Потом было приглашение Довженко к Жданову. Ничего нельзя сказать — Жданов был готов к встрече. Книги по специальным вопросам загромождали стол. Он осторожно, но настойчиво начал разговор — естественно, от имени народа, а как же иначе? Все у нас делалось от имени народа… И постепенно Довженко становилось ясно, что тема творчества, интересовавшая режиссера, нисколько не увлекает собеседника.
— Народ не поймет, — говорил тот. — Народу нужно показать, в чем заключалась реформа великого Мичурина.
Вся программа, предложенная Ждановым Довженко, была, по существу, программой научно-популярного фильма — он так это понял. Потом Жданов сказал:
— Решайте сами. Мы не хотели бы вас насиловать. Хотите — выпустим фильм в таком виде. Мы покритикуем вас. Покритикуем… — И, сделав паузу, прибавил: — Но если бы вы согласились с нами… любые сроки… любые деньги…

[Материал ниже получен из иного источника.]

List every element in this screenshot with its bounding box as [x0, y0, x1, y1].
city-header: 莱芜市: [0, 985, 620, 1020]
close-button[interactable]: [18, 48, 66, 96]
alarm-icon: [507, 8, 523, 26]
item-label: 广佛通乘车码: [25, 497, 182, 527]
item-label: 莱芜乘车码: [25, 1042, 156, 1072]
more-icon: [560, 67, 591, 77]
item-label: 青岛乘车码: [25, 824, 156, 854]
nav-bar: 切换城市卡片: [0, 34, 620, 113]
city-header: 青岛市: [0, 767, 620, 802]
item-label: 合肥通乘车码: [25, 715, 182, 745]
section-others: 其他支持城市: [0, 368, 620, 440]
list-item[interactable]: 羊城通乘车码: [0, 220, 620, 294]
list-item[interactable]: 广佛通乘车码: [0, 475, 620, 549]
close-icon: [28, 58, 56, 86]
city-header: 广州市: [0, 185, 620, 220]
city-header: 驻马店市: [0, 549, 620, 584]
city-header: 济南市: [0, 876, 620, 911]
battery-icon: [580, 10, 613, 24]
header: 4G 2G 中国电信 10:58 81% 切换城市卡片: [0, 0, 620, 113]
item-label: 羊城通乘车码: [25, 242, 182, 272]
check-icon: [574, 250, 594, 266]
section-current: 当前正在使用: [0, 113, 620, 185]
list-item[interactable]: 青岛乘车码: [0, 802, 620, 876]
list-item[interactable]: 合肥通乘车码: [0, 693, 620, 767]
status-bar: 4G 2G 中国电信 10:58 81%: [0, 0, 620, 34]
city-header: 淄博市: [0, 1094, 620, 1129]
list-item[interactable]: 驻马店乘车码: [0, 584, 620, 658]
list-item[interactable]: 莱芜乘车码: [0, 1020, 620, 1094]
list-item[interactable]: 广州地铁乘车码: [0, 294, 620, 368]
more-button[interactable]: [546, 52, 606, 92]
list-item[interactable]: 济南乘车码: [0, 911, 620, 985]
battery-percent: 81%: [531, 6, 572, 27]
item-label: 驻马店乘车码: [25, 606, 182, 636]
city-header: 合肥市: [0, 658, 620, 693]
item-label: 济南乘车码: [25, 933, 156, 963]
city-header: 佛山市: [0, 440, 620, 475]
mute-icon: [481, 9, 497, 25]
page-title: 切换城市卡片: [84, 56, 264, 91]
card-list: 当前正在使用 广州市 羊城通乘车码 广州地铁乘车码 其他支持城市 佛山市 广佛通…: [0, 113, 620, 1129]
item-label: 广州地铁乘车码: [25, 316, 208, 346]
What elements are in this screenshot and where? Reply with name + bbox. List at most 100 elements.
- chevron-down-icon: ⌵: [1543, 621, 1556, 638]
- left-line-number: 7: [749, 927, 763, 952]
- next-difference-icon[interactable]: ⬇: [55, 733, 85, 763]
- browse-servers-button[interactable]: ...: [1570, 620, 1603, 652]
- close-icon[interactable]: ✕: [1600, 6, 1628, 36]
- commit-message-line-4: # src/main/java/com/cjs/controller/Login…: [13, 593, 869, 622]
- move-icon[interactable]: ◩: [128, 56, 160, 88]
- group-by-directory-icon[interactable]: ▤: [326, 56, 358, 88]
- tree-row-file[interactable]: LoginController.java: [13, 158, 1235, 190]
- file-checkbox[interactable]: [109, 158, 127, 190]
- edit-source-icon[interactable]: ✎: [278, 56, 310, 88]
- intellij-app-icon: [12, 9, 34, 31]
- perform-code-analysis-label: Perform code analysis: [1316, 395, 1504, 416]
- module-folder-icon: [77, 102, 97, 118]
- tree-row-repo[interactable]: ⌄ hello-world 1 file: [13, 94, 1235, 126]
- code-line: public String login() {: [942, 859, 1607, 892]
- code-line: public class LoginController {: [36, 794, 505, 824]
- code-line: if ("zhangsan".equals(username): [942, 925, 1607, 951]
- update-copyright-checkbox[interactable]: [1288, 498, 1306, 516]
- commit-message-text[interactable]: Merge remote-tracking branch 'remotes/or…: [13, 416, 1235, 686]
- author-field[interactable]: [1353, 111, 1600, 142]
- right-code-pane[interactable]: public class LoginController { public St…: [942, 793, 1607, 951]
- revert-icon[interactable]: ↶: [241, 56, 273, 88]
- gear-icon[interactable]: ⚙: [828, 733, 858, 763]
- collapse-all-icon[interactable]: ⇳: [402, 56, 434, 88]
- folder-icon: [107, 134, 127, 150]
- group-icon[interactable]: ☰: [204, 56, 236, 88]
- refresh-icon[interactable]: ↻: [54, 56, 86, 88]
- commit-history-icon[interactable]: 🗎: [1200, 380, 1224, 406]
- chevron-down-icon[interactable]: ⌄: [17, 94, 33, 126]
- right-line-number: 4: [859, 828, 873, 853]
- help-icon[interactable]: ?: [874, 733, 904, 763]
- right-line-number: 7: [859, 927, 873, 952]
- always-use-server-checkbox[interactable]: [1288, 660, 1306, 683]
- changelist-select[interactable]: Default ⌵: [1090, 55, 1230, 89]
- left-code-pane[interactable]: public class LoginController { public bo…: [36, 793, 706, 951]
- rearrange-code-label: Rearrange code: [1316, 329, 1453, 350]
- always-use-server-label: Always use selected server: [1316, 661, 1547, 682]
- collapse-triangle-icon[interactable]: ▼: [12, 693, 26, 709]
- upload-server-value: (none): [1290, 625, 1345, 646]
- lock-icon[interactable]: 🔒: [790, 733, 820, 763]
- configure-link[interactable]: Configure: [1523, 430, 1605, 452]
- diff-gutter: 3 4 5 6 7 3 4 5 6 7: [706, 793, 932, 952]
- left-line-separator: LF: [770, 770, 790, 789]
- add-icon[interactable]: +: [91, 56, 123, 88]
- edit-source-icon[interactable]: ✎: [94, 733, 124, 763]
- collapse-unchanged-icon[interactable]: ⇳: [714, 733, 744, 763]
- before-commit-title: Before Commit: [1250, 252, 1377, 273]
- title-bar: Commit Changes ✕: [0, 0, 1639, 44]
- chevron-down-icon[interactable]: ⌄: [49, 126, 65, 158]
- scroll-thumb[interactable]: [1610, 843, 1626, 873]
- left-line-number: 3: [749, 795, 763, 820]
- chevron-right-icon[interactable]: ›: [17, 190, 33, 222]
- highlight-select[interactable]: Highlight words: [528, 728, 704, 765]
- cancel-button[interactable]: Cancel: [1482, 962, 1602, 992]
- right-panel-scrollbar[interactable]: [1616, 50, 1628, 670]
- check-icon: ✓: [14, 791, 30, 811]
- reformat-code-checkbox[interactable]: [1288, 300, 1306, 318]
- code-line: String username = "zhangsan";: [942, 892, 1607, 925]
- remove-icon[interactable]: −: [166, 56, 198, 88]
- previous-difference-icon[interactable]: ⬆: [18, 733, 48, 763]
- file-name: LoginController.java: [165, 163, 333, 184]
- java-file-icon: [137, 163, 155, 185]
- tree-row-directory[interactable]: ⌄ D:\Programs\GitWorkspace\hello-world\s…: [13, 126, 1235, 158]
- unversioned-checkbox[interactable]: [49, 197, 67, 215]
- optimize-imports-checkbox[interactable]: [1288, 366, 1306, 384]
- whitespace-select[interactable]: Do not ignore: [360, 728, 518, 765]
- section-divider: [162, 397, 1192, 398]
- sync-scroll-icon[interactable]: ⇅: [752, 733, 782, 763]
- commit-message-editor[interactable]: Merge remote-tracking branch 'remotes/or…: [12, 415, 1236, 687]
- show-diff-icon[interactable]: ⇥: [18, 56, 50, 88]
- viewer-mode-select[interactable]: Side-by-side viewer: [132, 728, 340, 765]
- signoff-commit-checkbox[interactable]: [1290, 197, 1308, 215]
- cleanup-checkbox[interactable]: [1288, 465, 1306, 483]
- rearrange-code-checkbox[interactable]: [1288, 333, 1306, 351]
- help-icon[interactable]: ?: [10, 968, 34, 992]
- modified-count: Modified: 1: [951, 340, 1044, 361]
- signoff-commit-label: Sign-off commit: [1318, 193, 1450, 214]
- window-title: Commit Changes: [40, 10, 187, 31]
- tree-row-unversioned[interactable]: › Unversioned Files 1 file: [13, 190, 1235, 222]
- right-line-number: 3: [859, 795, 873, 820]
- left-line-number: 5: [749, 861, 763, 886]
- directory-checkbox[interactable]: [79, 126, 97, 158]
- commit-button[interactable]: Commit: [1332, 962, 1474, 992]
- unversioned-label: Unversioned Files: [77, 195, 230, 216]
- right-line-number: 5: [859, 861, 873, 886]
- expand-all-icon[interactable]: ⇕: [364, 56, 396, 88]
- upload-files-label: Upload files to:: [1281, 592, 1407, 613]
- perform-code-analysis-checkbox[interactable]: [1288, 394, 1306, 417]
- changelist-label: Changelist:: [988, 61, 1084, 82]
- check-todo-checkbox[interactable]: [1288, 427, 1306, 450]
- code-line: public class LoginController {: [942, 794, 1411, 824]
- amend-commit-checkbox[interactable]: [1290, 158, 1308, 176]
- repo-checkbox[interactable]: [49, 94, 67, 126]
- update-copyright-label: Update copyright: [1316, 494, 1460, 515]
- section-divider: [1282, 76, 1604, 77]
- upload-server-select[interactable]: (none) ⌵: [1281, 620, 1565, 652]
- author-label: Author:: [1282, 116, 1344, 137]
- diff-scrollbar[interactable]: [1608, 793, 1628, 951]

Мне эта сцена напоминает евангельскую притчу о дьяволе, который искушал Христа. Как он показывал Христу мир, какими картинами соблазнял… Каюсь, у меня с детства была одна жаркая молитва к Христу: Боже, избавь меня от необходимости выбора! А тут… Ведь самое страшное было в том, что когда с нами говорили от имени народа, мы верили, что это так… И Фадеев ради этого переделывал свою «Молодую гвардию», и многие, многие другие. И Довженко сдался. Кроме себя он еще думал о людях, о своей группе. Он понимал, что значат слова: покритикуем… Это значит, что люди из-за него будут нести бесчисленные материальные и моральные потери, ведь кино — искусство коллективное.
И он начал работать над новым вариантом картины. Результаты его работы я уже видел — все в том же малом просмотровом зале министра. Пока шел фильм, Довженко не было в зале. Он ходил взад и вперед по коридору, судорожно сжимая руки. Но его отсутствие и не заметили. Взоры всех были прикованы к человеку, которого я видел первый и последний раз в жизни. Это был Трофим Денисович Лысенко. Страшный, белоглазый фанатик, неуч, погубивший академика Вавилова и многих, многих других.
Фильм кончился. Началось обсуждение. Лысенко фильм принял — это было все, что нужно министерству, и народ увидел фильм: пионерские шествия, флаги и объяснения, почему из груши получается яблоко и наоборот.